National Review
Trump’s Tariff War Endangers Trump’s Tax Cuts
By Ryan Ellis
March 13, 2025 10:30 AM
The president has to make a choice.
Since mid-February, the 75 percent of Americans who have tax-advantaged retirement savings vehicles like 401(k) plans and IRAs have seen a near double-digit percent reduction in their stock market portfolios. Four trillion dollars of shareholder wealth has been wiped out in just one month. The cause is universally attributed to the trade war that President Trump started with the United States’ largest trading partner, Canada.
Defenders of the president’s policy either deny the tariffs-to-stocks relationship, or rationalize the market correction on the grounds that this trade war will lead to some fantastical renaissance of U.S. manufacturing activity. Unfortunately, what it’s most likely to lead to is the demise of Trump’s crown jewel legislative policy goal — making his Tax Cuts and Jobs Act tax reform permanent.
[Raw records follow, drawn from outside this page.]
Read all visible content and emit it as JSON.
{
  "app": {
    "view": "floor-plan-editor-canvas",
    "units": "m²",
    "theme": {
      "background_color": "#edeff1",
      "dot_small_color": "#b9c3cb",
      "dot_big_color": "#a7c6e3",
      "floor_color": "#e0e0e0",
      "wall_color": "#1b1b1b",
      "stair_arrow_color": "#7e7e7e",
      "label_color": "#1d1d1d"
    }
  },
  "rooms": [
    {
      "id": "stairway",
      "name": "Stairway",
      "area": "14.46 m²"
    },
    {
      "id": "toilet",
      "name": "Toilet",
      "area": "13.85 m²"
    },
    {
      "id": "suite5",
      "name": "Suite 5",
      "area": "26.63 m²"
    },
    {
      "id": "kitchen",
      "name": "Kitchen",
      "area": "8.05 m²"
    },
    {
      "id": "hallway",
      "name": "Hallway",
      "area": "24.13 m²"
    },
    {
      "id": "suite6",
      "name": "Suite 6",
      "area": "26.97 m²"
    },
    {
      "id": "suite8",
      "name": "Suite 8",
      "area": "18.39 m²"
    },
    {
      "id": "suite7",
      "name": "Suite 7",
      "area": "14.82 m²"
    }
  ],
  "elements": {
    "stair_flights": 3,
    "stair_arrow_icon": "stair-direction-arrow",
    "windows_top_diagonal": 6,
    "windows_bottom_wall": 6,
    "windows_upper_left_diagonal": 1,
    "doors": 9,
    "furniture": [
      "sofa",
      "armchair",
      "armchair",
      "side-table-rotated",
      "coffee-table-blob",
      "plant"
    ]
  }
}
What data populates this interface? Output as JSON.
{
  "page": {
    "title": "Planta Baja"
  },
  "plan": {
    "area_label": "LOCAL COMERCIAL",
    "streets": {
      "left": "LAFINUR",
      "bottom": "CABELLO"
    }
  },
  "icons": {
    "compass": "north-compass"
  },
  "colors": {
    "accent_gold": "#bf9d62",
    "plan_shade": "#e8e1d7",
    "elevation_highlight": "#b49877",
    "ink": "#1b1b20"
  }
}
To understand why, look only to what happened this week in the U.S. House of Representatives. The House passed (with Republican votes alone making the majority) a “continuing resolution” to keep the government open for the remainder of the fiscal year. Because there was no need to trade policy concessions for Democrat votes, the bill is an undiluted policy win — it actually cuts discretionary spending year-over-year for the first time in well over a decade, defunds the Democrats’ IRS slush fund, and increases money for defense and border security.
There was only one Republican holdout — Representative Thomas Massie of Kentucky, who routinely (effectively) caucuses with the Democratic minority by voting against Republican legislation for being less than perfect in his eyes. Trump took to social media to absolutely obliterate Massie, very likely dooming any hopes he had of succeeding the retiring Senator Mitch McConnell in 2026, and even calling for Massie to be primaried should he decide to run for reelection to the House.
Even the Freedom Caucus, hardly team players over the years, lined up behind the continuing resolution, no doubt because their members felt like they couldn’t cross Trump, who is enjoying the usual presidential honeymoon but also has an almost sacramental bond with his political base. The bill passed the House with only Massie dissenting, and could get through the Senate this week with a bipartisan supermajority, despite some resistance. And it’s all thanks to President Trump’s ample political capital.
Trump will need every ounce of that political capital to muscle through Congress his goal of making the Tax Cuts and Jobs Act tax reform permanent. It’s terribly important for the country that Trump and congressional Republicans succeed. Failure means a tax increase of over $1,000 per year for the average middle-class family, and much higher tax rates for successful, family-owned businesses. All but the bottom income tax rate will shoot up, the standard deduction and child tax credit will be cut in half, and the dreaded “alternative minimum tax” and the death tax will return for millions of Americans.
The only problem is, Trump is lighting his political capital on fire every time he lights America’s 401(k) plan balances, IRAs, and 529 education savings accounts on fire. Already, the president’s approval ratings have started to take a hit, led by public sentiment on his handling of the economy and tariffs. If the trade wars drag on, and that in turn leads to a bear market, it will result in a broad American electorate that no longer trusts Trump on the economy, putting his approval rating underwater.
We saw what happens to a president when he’s lost the American people on the economy. President Biden was seen as fiddling while inflation fires burned. Trump could very easily be seen as fighting a personal and quixotic tariff war at the price of Middle America’s retirement and college savings nest eggs.
Voters have a pretty straightforward metric for presidents when it comes to the economy: job security, stable prices, and to see their home value and 401(k) balance go up. Stability and normalcy win every time over wild experimentation. The market crash may just be the first shoe to drop. Inflation may creep up as tariffs make everything more expensive. And that’s likely to mean job cuts. It will only get worse the longer the tariff wars drag on.
Will President Trump have the political capital on the tax cut that he had on the continuing resolution? Will he be able to muscle a tick-tight House GOP majority into bending toward his will? It’s really up to him. The president has to make a choice: He can have his tariff war, or he can have his tax cut. He very likely cannot have both.